Depuis le début de la pandémie, plusieurs enquêtes d’ampleur ont été menées à propos des effets de la crise sanitaire sur la culture. Une première est publiée par le département des études, de la prospective et de statistiques (DEPS) du ministère de la Culture1 en juillet 2020. On peut y lire que pour l’ensemble des secteurs culturels, le chiffre d’affaires attendu en 2020 était de 91,4 milliards d’euros. Il est alors réévalué à 66,8 milliards, soit une baisse de 25 %. Une étude de l’organisme Rebuilding Europe de janvier 20212 montre qu’en Europe la baisse du secteur culturel aura été de 31 % en 2020 avec 200 milliards de pertes.
La culture est ainsi le deuxième secteur économique le plus affaibli, derrière l’aéronautique et devant le tourisme. Plus concrètement, en France, dans les périodes de confinement, on constate 98 % de pertes pour le spectacle vivant, 89 % pour le patrimoine, 72 % pour le livre. Seul le secteur du jeu vidéo connaît une hausse de son chiffre d’affaires.
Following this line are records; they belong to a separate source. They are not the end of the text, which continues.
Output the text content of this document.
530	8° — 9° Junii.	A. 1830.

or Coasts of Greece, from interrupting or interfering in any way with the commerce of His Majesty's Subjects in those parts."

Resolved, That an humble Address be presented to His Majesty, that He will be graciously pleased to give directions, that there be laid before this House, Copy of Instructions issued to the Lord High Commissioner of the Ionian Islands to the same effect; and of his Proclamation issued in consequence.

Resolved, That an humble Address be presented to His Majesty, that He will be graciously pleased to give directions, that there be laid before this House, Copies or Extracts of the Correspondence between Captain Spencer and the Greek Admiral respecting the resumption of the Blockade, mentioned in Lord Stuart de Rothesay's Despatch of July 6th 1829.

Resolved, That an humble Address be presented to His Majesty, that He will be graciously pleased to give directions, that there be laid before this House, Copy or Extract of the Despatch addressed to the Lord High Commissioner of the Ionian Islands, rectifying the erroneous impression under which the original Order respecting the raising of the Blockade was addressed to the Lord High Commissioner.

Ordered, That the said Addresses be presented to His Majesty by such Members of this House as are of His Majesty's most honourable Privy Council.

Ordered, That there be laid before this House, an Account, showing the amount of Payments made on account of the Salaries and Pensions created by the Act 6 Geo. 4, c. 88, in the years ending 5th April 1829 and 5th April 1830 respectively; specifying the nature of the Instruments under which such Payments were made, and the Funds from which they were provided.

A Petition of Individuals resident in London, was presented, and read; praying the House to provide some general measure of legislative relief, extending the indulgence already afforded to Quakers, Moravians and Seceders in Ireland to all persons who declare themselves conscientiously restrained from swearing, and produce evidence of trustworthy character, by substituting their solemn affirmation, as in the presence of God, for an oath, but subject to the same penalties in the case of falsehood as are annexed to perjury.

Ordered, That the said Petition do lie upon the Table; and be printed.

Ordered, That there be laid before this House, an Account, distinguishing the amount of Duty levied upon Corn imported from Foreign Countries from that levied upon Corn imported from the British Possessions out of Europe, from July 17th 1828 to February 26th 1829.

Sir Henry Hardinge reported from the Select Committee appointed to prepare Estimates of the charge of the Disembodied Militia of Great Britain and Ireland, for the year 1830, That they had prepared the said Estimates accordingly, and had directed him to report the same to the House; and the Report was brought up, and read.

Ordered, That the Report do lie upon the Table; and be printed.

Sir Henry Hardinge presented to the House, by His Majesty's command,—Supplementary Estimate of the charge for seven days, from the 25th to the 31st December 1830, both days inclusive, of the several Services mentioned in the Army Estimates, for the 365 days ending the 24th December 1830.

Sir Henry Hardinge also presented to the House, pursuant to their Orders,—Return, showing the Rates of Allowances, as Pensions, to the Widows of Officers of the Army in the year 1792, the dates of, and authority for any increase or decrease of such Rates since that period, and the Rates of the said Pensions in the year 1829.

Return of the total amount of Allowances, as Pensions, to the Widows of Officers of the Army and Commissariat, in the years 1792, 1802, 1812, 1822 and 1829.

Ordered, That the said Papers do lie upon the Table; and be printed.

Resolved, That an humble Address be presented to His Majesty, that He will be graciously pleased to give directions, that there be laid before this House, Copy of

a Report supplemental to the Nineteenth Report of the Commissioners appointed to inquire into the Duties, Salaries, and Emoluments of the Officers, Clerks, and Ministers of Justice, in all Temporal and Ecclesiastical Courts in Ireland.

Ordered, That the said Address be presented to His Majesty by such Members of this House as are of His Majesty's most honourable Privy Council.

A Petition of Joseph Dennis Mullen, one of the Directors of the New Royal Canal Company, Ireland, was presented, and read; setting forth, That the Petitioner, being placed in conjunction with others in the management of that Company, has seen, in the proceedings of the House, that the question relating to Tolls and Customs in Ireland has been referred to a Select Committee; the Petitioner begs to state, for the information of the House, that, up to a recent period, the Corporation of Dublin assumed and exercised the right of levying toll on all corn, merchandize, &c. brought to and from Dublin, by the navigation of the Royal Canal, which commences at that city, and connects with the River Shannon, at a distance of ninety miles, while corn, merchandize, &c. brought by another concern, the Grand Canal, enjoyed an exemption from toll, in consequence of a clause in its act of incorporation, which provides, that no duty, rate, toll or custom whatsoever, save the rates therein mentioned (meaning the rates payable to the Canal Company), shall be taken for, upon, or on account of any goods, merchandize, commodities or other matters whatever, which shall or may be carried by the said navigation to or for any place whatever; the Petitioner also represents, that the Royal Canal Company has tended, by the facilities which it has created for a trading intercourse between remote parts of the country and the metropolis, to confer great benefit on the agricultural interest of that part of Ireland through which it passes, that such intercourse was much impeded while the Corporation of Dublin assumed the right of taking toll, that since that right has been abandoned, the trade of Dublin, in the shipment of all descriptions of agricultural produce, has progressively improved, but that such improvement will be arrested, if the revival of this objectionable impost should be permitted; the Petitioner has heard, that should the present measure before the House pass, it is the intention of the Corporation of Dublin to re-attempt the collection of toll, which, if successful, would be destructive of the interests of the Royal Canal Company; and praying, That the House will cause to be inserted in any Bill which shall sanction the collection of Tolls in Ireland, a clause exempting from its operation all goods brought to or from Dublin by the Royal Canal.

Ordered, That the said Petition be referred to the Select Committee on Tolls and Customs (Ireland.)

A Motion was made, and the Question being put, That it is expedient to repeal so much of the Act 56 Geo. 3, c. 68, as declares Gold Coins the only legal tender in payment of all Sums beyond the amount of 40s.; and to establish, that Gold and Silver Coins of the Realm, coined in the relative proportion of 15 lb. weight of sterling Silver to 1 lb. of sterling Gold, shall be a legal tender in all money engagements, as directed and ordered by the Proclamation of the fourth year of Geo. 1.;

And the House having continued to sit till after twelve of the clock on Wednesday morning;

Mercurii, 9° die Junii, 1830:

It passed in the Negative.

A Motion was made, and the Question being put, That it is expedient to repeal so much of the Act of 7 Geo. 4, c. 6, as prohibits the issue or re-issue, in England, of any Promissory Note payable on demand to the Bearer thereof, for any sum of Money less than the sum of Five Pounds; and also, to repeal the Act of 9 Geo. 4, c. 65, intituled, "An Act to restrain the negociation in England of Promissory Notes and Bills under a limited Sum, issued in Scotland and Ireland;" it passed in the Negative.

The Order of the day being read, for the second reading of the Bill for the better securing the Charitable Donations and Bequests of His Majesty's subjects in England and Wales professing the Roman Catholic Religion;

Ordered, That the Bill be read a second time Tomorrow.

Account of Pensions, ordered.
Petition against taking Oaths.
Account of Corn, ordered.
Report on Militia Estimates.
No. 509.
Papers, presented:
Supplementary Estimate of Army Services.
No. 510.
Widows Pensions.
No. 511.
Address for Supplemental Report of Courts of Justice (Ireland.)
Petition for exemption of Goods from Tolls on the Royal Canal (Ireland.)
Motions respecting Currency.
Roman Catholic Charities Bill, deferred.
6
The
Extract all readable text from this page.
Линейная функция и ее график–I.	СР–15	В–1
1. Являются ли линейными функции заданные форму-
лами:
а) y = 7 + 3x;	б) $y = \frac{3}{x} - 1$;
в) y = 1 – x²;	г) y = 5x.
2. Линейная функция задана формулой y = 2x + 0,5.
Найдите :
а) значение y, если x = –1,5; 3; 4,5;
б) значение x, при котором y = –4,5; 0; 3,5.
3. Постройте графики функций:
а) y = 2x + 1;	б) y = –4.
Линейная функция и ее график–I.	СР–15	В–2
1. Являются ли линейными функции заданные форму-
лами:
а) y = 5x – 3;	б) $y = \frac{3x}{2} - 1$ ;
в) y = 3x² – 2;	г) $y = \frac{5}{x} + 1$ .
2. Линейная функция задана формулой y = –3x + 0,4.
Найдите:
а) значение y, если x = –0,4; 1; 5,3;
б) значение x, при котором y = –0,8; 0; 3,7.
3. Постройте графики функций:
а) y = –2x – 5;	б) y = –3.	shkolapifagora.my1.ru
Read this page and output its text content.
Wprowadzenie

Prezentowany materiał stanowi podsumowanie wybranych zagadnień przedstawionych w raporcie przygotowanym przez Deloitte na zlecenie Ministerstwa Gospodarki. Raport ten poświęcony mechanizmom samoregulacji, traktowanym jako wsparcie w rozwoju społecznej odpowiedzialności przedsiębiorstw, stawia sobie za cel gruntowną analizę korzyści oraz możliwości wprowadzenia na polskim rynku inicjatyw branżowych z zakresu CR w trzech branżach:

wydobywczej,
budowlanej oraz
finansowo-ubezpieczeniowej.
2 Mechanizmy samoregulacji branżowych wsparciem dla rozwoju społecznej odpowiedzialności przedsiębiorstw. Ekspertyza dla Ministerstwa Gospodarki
En septembre 2021, une deuxième étude de Harris Interactive3 pour le ministère de la Culture affine les analyses et montre qu’un Français sur deux ne s’est pas rendu dans un lieu de culture depuis l’instauration du pass sanitaire alors qu’ils étaient 88 % à le faire avant la pandémie. Près d’un tiers affirment qu’ils fréquenteront moins les lieux culturels à l’avenir, ce qui questionne le futur d’une partie des cinémas, des musées ou des salles de spectacle. En mai 2021, un rapport de la Commission paritaire nationale emploi du spectacle vivant (CPNEFSV), avait étayé le diagnostic. Il montre que 66 % des structures interrogées ont conservé leurs effectifs permanents en 2020 et 73 % signalent une baisse de leurs effectifs intermittents. Les professionnels du spectacle se sont adaptés en développant des projets chez l’habitant, en extérieur, en milieu pénitentiaire, scolaire, en s’appuyant sur la vidéo, avec les podcasts, la vente et la location de matériel, en prospectant de nouveaux partenariats, mais aussi en abandonnant leurs locaux et en envisageant de changer de métier pour 10 % d’entre eux. Les principaux besoins de formation exprimés éclairent en partie la mutation en cours : maîtrise des langues étrangères, communication, vidéo et le live streaming, marketing digital, maîtrise des réseaux sociaux.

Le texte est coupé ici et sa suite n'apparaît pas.